Yesterday I was guiding a group meditation on death. This practice is present in various traditions. Maraṇasati is a Buddhist practice of remembering death which brings the impermanence of all matter into awareness through imagining our own decay. Stoics have the practice called Memento Mori which explores the benefits of reflecting on death. One of the fundamental ideas in the code of samurai, is to live now as if you may die any moment. Sufis have the practice of visiting graveyards to ponder on death and one’s mortality. All these traditions are looking at the fear of death, as a source of change in life.

The meditation on death is actually a meditation on life. Imagine that the next hug will be the last hug we will have. The walk we take is the last walk we will ever have. Imagine people hugging us are not there anymore. As we are also not there any more and will never be, why does it matter? Why do we stress out about dying - once we are dead, nothing matters. Perhaps the fear of death is rooted in the feeling of deep empathy towards the people we love when we imagine them being left behind. And who is it who left them behind — us or them? Is death the end or the beginning? Ruminating about something impossible to experience is a task that leads to many questions. Our relationship with death is very poor, nothing to lean on, yet, it is always there in the back of our minds.

I can’t explain why I am drawn to the thoughts about death and dying. Contemplation upon impermanence, facing fear and discomfort, is a way to realise the value of life and reach deeper insights about what is truly important.

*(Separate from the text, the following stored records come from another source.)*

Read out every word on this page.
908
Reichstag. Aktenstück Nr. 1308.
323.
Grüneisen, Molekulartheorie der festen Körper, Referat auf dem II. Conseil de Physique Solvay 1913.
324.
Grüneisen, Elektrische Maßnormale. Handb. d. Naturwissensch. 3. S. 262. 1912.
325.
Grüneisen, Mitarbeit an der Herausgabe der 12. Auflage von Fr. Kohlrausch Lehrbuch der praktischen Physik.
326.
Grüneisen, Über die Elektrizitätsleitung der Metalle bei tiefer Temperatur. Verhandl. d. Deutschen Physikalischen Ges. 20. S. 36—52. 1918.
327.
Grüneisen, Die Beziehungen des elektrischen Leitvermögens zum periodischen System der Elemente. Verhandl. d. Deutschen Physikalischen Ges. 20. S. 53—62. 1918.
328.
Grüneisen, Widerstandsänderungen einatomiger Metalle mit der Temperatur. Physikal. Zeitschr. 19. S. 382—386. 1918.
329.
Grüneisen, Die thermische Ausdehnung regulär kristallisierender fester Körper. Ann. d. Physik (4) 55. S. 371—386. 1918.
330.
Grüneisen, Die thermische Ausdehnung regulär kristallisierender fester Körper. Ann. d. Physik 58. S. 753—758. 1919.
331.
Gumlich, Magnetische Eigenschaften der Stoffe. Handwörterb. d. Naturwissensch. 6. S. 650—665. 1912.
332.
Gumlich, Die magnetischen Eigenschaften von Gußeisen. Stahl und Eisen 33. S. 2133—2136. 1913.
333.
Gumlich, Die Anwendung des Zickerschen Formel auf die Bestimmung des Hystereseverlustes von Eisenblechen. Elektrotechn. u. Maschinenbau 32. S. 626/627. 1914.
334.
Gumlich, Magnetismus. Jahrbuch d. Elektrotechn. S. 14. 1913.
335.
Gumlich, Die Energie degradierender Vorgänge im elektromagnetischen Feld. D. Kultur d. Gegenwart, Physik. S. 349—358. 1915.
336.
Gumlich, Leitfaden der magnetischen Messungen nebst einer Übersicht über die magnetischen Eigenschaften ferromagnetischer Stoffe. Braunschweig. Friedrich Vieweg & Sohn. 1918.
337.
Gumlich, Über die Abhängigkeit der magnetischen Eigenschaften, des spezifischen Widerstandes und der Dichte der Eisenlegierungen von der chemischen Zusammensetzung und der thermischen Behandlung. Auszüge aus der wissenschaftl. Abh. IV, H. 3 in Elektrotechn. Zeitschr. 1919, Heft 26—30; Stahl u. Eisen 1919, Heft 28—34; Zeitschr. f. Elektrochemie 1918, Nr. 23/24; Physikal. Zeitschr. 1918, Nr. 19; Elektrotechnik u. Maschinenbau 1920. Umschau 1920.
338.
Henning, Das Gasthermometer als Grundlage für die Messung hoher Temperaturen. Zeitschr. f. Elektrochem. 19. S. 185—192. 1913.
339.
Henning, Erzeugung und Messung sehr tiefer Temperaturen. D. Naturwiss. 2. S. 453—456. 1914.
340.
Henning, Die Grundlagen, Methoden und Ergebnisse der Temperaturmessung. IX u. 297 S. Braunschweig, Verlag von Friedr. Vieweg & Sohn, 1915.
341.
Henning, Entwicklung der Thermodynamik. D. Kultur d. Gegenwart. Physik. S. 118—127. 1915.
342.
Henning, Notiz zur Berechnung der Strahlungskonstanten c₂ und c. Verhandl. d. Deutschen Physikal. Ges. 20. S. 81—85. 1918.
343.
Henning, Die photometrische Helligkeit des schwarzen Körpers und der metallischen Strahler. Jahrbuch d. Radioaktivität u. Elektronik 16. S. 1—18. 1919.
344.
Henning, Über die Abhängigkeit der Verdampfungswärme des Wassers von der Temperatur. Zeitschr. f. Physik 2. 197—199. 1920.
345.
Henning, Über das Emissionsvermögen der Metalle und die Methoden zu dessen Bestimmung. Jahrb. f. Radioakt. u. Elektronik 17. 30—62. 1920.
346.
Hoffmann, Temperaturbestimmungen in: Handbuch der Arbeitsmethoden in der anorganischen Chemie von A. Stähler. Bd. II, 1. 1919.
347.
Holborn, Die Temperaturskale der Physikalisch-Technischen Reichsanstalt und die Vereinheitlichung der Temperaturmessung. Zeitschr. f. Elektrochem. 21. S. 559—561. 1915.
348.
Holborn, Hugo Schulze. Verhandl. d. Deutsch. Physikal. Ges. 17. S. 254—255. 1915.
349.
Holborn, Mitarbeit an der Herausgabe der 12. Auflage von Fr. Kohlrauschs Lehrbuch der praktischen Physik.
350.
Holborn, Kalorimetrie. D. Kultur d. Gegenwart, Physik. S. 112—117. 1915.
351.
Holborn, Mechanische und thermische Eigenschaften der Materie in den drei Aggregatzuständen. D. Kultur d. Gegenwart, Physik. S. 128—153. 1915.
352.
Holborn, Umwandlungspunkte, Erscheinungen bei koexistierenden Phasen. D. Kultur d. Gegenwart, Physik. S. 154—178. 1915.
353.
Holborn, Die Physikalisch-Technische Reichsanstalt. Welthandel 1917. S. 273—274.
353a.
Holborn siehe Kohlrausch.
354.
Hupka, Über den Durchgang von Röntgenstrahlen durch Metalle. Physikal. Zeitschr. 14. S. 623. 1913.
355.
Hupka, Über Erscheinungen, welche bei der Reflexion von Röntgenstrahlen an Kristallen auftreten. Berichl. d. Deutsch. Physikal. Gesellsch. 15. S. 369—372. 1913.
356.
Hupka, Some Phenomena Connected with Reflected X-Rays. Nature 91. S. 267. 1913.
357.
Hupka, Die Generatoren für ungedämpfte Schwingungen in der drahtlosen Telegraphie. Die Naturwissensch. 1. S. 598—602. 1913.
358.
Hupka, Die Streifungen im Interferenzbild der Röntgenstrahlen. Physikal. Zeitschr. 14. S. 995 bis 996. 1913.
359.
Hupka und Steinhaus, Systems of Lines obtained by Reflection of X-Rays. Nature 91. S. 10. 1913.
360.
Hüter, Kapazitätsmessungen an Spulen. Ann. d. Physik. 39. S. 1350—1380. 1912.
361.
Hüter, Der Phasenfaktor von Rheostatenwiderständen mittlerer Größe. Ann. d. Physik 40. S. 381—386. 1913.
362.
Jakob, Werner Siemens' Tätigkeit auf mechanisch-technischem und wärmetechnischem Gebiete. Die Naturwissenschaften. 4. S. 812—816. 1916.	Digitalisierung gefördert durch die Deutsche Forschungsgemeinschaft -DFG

The more I feel alive the more I am attracted to go and look for the edges of my comfort, challenging the safety of knowing. The feeling of aliveness comes with the feeling of openness, curiosity and bravery. Aliveness is directed towards exploration of life, but what if we could think of death as a state of being alive. Looking at death with curiosity, seeing it as a part of a process rather than a final destination.

The knot of the material and immaterial leftovers always remains in one form or another. It is impossible that our material and immaterial being dissolves completely. Matter keeps evolving, changing, transforming, becoming. In a way it is such an honour to never dissolve fully. After life comes life. So why are we afraid of death? Why is the fear of death the fear of loss in its purest form?

I would like to live the idea of me being a never-ending, evolving entity rather than cling on to a lonely, isolated, single-life creature. The thing is, that I can rationally desire to see myself as a part of something greater, but every bit of my body is opposed to this idea. The body says: fear death. It rejects my idealistic, curious longing to accommodate and practice the mindset that death is impossible. Seeing ourselves as something that can never truly die allows us to relax in being. If we would see death as an interconnected point on the map, perhaps fears would drift away and the definition of life itself would naturally expand. Death is only the end, if we think that the story is only about us.